Pregnancy centers and anti-choice candidates, unfunded abortion clinics: if the political milieu has not invested as heavily as it has in the United States, the anti-abortion movement remains very present in Canada and Quebec. Overview of an ideology that works in the shadows but has some very real implications for the lives of Canadian women.
In New Brunswick, abortions are only paid for by the government if they are performed in a hospital. The policy, which is unique in the country, led to the closure of the last abortion clinic in the province in 2020, leaving women only to three hospitals for an abortion.
“In places in Canada where access to abortion has been restricted, this is partly due to the reluctance of certain elected officials or their anti-choice opinions,” claims Executive Director of the Coalition for Abortion Rights in Canada, Joyce Arthur.
Arriving in Vancouver, she doesn’t believe abortion rights are under as threatened in Canada as they are in the United States, where a document leaked by media Politico on Monday night lays out a draft Supreme Court decision overturning the ban deer v. wade, which protects American women’s right to abortion. But according to Mme Arthur, the anti-abortion movement in Canada, “can do a lot of damage through stigma and misinformation, and create an atmosphere of silence around abortion.”
Although less radical than in the USA, this ideology also invites itself into politics. According to an October 2021 poll conducted by the Abortion Rights Coalition of Canada, 74% of the Conservative Party of Canada (CPC) caucuses oppose abortion. And of the 159 members of the Liberal Party, five oppose the election or have expressed positions along those lines in the past.
The CCP leadership also sent a note to its lawmakers on Tuesday, urging them not to comment on the leak of the Supreme Court document while the party is in the midst of a leadership race. As the only woman in the running among the six contenders, Leslyn Lewis is also the only openly anti-choice candidate. “In a way, it’s good that Conservatives are afraid to speak out on this issue, as it demonstrates the strength of our pro-choice policies,” Arthur said.
She still points to the involvement of certain anti-abortion groups in the leadership race, including one of the country’s largest, the Campaign Life Coalition, which offered Leslyn Lewis its support. Mme Arthur says these groups mobilize on behalf of anti-choice candidates and in return “expect them to take action. [pour restreindre le droit à l’avortement] She regrets that such groups contributed in particular to the election of Andrew Scheer and Erin O’Toole to chair the CPC, as well as Doug Ford to the premiership of Ontario.

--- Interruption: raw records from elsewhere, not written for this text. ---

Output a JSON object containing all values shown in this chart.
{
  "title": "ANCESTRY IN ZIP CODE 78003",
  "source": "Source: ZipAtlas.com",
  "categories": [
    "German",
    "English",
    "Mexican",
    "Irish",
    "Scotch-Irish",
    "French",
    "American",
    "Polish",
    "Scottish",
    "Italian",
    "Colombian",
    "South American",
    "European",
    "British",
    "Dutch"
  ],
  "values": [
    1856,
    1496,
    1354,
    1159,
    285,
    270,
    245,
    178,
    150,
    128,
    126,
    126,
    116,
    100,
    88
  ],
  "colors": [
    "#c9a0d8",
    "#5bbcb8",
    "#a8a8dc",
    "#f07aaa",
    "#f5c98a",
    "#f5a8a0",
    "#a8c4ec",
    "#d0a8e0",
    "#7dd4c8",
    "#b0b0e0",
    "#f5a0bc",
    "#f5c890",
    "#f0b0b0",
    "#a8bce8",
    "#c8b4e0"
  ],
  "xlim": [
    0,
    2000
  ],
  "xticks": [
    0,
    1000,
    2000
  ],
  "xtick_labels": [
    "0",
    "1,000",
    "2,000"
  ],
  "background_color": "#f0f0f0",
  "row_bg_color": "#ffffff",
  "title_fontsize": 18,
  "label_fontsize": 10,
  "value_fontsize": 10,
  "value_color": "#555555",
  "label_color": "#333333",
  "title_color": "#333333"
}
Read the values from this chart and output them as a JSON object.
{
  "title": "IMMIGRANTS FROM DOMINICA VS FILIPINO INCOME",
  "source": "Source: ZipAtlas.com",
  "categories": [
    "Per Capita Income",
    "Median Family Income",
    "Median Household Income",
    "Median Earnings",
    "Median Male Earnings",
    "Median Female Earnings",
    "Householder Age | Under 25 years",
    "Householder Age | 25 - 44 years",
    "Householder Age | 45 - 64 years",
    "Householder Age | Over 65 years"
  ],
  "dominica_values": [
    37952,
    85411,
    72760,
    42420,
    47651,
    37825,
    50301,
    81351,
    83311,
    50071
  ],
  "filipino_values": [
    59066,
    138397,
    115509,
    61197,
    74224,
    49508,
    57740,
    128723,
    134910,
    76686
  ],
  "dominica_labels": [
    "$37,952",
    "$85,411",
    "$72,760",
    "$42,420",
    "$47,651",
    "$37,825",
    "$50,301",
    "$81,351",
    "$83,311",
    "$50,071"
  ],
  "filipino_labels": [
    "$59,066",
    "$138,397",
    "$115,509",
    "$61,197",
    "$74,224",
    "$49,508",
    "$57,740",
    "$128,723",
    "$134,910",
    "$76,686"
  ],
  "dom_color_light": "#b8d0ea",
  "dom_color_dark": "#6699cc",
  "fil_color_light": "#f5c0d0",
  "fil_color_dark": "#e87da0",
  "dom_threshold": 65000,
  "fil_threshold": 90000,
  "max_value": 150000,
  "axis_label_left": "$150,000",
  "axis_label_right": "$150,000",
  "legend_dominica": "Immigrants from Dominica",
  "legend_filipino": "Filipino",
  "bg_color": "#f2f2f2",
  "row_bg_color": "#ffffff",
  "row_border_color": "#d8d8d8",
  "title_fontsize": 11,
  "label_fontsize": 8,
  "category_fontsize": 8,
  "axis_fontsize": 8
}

It should be noted that during the last election campaign Prime Minister Justin Trudeau promised to regulate access to abortion services under Canada’s Health Care Act. A promise that has not been fulfilled to this day.
Quebec not left out
Last February, Quebec Conservative Party leader Éric Duhaime presented an anti-abortion candidate for the next provincial elections, which Dright Roy Eappen. The latter said he didn’t want to legislate on the issue but wanted to talk to people to “change their minds”.
The anti-abortion movement in Quebec is also present in anti-choice pregnancy centers which, under neutral guise, discourage the women they consult from resorting to abortion. According to the Federation of Quebec for planning births, between 15 and 30 would be active in the territory.
In February, an Urbania investigation found that two CAQ MPs had funded such centers. The Minister for the Status of Women, Isabelle Charest, then invoked “credulous error” to justify this funding.
Proof, according to the director of the pro-choice organization Grossesse-Secours in Montreal, Josiane Robert, that “we are not immune to it”. For her, the battle is far from won: “We must continue to mention that abortion is a fundamental, legal and secure right.”